Mesya kembali menatap ke arah Dira yang mulai tampak tidak tenang. Apa yang terjadi?
Mesya menolehkan kepalanya ke ara Adrel, sama seperti dirinya, Adrel juga tampak sangat kebingungan dengan apa yang dilakukan oleh Dira. Tindakan Dira yang berteriak dan membuat kaget seperti ini sebenarnya sangat berbahaya. Bagaimana kalau tadi ada kendaraan yang sedang melintas di belakang mobil mereka? Astaga, Dira hampir saja membuat mereka celaka.
“Ada apa, Mbak?” Mesya kembali bertanya. Matanya terus menelusuri Dira yang tampak tidak nyaman duduk di tempatnya. Apa yang terjadi?
Wanita itu mau melakukan apa sebenarnya?
Beberapa detik kemudian Dira membuka pintu mobil dengan cepat lalu membantingnya begitu wanita itu sudah keluar. Lagi, sekali lagi Adrel dan Mesya kagetkan dengan apa yang dilakukan oleh Dira.

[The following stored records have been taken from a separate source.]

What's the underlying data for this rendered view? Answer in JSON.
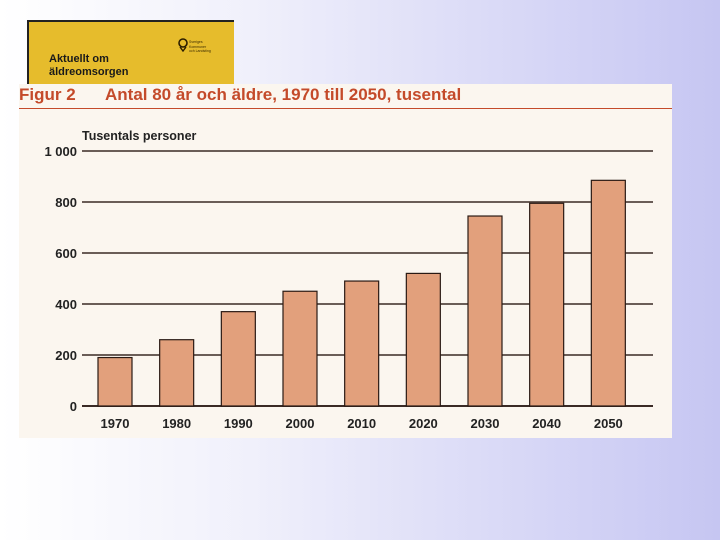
{
  "banner": {
    "line1": "Aktuellt om",
    "line2": "äldreomsorgen",
    "logo_lines": [
      "Sveriges",
      "Kommuner",
      "och Landsting"
    ],
    "color": "#e6bc2c"
  },
  "figure": {
    "label": "Figur 2",
    "title": "Antal 80 år och äldre, 1970 till 2050, tusental",
    "title_color": "#c44a2a"
  },
  "chart_data": {
    "type": "bar",
    "categories": [
      "1970",
      "1980",
      "1990",
      "2000",
      "2010",
      "2020",
      "2030",
      "2040",
      "2050"
    ],
    "values": [
      190,
      260,
      370,
      450,
      490,
      520,
      745,
      795,
      885
    ],
    "ylabel": "Tusentals personer",
    "ylim": [
      0,
      1000
    ],
    "yticks": [
      0,
      200,
      400,
      600,
      800,
      1000
    ],
    "ytick_labels": [
      "0",
      "200",
      "400",
      "600",
      "800",
      "1 000"
    ],
    "grid": true,
    "bar_color": "#e2a07c"
  }
}
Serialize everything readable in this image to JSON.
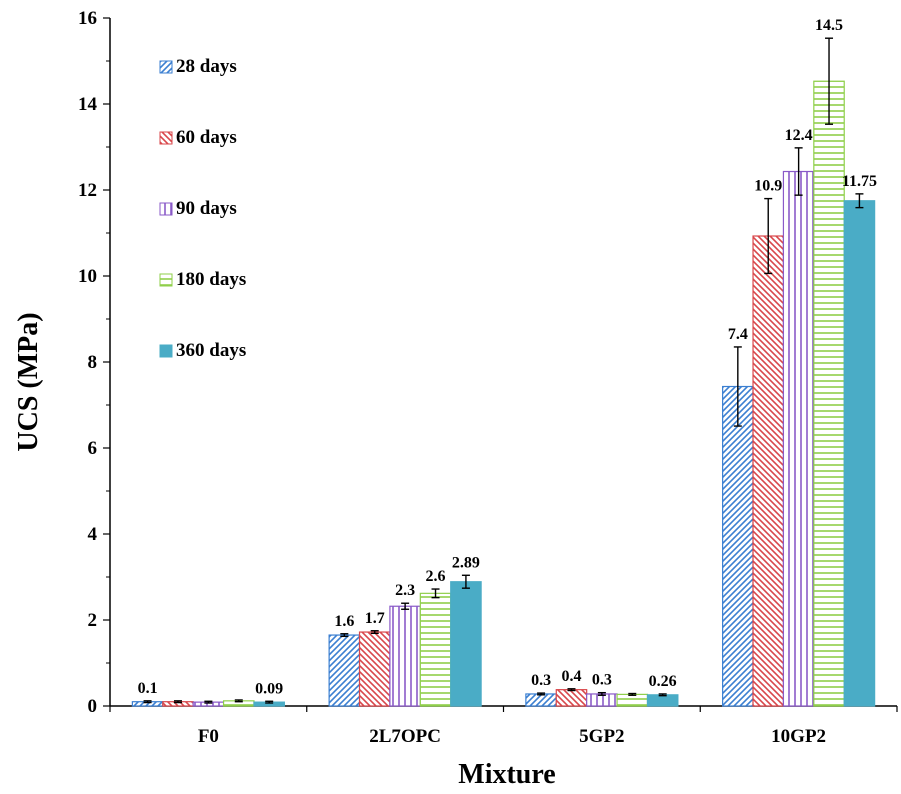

Mesya menatap Dira yang sedang berjalan mendekati salah satu penjual bunga yang biasanya dibawa ke makam. Apa yang akan dilakukan oleh wanita itu?
Mesya sudah akan membuka pintu mobil untuk menyusul Dira ketika tangannya digenggam oleh Adrel.
Mesya mengernyitkan dahinya. Apa yang diinginkan oleh Adrel?
“Biarin..”
Mesya memang merasa sangat bingung dengan apa yang dikatakan oleh Adrel. Tapi, pada akhirnya yang bisa dilakukan oleh Mesya adalah menyandarkan punggungnya di sandaran kursi. Tidak, tidak Adrel memang sudah melarangnya, sepertinya Mesya memang tidak bisa melawan.
Sekarang, yang harus dia pikirkan adalah.. kenapa Dira melakukan ini semua?
Untuk apa wanita itu membeli bunga yang biasanya digunakan untuk ke makam?